Summary: All Dillon wants is to be a real dancer. And if he wins a summer scholarship at Dance-Splosion, he’s on his way. The problem? His dad wants him to play football. And Dillon’s freestyle crew, the Dizzee Freekz, says that dance studios are for sellouts. His friends want Dillon to kill it at the audition—so he can turn around and tell the studio just how wrong their rules and creativity-strangling ways are. At first, Dillon’s willing to go along with his crew’s plan, even convincing one of the snobbiest girls at school to work with him on his technique. But as Dillon’s dancing improves, he wonders: what if studios aren’t the enemy? And what if he actually has a shot at winning the scholarship?
DIZZEE FREEKZ 4-EVA!
Dillon Parker has the music in him – he loves being part of a dance crew with his friends Kassie and Carson (and videographer Austin), but he longs to learn some real technique, not just the “ninja freestyle” he invented using karate moves. Kassie and Carson, both veterans of years of dance lessons, insist that Dillon’s way is more creative, more true, but he’s not convinced. When an opportunity comes up to compete for a dance studio scholarship, Kassie wants Dillon to use it to take a stand against the creativity-stifling studios – but Dillon *really* wants those lessons.

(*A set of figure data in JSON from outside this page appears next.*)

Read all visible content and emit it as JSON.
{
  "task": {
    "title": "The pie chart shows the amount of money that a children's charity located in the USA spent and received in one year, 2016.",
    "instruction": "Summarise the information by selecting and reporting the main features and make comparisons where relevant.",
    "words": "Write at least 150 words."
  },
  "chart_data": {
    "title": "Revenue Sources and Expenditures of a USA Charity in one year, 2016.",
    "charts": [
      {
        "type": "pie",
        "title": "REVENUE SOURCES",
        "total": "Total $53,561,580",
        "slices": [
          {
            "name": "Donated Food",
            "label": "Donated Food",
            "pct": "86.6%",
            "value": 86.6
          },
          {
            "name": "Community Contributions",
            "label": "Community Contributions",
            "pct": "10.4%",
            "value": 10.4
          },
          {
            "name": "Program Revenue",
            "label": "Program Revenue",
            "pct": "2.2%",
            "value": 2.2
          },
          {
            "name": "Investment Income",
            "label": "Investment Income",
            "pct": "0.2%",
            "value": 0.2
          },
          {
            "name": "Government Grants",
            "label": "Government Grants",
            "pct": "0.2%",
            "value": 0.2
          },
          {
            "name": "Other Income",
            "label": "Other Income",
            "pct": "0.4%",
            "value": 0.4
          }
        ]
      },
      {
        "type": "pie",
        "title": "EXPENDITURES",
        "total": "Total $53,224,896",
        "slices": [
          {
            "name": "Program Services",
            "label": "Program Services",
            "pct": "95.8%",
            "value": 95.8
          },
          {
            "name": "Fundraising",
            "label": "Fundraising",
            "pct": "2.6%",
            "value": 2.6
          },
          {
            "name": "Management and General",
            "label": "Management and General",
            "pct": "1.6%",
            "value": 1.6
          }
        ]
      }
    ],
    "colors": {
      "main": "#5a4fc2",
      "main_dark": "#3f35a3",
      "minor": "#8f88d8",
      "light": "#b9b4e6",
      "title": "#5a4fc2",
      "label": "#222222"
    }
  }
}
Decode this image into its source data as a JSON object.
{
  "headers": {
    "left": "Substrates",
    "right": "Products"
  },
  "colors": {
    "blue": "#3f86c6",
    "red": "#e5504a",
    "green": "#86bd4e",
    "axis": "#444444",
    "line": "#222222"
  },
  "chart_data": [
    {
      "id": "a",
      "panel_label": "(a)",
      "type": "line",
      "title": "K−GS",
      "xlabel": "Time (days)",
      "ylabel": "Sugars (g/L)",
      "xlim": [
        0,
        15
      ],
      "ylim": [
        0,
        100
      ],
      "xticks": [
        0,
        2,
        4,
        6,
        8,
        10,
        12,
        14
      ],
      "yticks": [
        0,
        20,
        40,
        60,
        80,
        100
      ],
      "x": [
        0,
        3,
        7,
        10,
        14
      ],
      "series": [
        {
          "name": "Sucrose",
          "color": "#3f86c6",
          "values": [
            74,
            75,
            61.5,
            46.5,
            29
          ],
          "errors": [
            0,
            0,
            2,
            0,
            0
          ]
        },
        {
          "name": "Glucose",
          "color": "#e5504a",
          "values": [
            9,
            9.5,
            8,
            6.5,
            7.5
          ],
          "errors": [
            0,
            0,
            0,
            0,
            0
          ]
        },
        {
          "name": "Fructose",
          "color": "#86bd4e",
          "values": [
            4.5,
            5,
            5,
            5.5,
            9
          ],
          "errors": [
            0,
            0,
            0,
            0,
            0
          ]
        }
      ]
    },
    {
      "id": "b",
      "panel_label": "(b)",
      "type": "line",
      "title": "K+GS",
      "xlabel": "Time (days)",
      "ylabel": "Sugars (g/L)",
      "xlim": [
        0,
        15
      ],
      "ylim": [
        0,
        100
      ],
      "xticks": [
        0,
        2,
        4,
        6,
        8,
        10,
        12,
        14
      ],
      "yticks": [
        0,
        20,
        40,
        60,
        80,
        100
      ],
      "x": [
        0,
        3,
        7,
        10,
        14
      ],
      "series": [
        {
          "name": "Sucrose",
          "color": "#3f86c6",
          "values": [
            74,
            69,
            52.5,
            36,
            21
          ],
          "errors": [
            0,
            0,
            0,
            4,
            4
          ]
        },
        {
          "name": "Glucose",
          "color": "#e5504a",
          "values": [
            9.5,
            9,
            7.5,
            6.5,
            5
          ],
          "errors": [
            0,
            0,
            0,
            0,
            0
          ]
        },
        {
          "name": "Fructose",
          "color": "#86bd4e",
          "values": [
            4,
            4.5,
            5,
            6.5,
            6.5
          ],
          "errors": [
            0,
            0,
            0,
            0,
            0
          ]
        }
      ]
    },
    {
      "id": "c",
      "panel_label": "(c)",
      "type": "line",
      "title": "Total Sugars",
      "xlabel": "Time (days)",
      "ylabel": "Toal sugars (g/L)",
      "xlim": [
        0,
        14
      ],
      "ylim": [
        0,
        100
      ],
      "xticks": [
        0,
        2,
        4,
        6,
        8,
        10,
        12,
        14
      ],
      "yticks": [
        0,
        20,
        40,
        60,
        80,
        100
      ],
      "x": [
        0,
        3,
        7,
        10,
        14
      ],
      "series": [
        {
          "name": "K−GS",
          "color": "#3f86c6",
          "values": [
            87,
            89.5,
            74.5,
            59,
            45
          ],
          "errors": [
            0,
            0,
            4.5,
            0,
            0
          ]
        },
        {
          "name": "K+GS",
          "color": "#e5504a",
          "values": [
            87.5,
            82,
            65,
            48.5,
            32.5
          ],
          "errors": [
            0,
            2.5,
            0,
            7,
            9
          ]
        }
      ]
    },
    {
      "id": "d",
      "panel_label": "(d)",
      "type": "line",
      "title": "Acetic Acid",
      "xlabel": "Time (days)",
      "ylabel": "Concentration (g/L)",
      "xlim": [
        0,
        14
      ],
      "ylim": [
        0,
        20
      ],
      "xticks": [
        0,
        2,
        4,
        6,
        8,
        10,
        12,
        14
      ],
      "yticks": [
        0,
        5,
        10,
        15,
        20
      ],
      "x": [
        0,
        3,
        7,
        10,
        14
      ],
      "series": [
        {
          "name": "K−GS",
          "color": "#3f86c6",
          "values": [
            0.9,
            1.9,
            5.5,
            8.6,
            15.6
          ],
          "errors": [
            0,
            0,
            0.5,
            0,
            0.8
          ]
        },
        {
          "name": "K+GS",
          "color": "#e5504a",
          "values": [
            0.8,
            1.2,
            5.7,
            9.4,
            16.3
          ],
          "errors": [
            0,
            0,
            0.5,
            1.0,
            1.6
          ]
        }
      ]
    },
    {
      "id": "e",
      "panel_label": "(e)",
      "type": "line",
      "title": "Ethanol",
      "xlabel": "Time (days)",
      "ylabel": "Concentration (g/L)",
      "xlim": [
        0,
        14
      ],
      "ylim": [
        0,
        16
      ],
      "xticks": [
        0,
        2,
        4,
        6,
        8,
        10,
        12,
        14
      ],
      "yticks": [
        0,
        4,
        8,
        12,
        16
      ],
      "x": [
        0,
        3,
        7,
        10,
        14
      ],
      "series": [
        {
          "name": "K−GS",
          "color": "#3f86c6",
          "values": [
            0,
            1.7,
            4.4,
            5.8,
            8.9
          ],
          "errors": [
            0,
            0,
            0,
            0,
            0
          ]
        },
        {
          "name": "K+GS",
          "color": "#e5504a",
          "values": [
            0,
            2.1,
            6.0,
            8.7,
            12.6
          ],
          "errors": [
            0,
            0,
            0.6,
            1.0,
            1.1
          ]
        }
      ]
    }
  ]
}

Torn between loyalty to his crew and his own desires, Dillon has to learn how to be true to himself. Dillon is a winning protagonist, willing to put up with ridicule if necessary to do what he loves, and his honest nature is refreshing. Benjamin populates his whole novel, actually, with fresh, realistic characters whom I’d love to hang out with, from good-guy football player DeMarcus to the strong-willed Kassie to the eternally sunny Carson – heck, even complicated sorta-mean-girl Sarah is winningly drawn. A delightful dance from start to finish.
MY SEVENTH-GRADE LIFE IN TIGHTS is out now.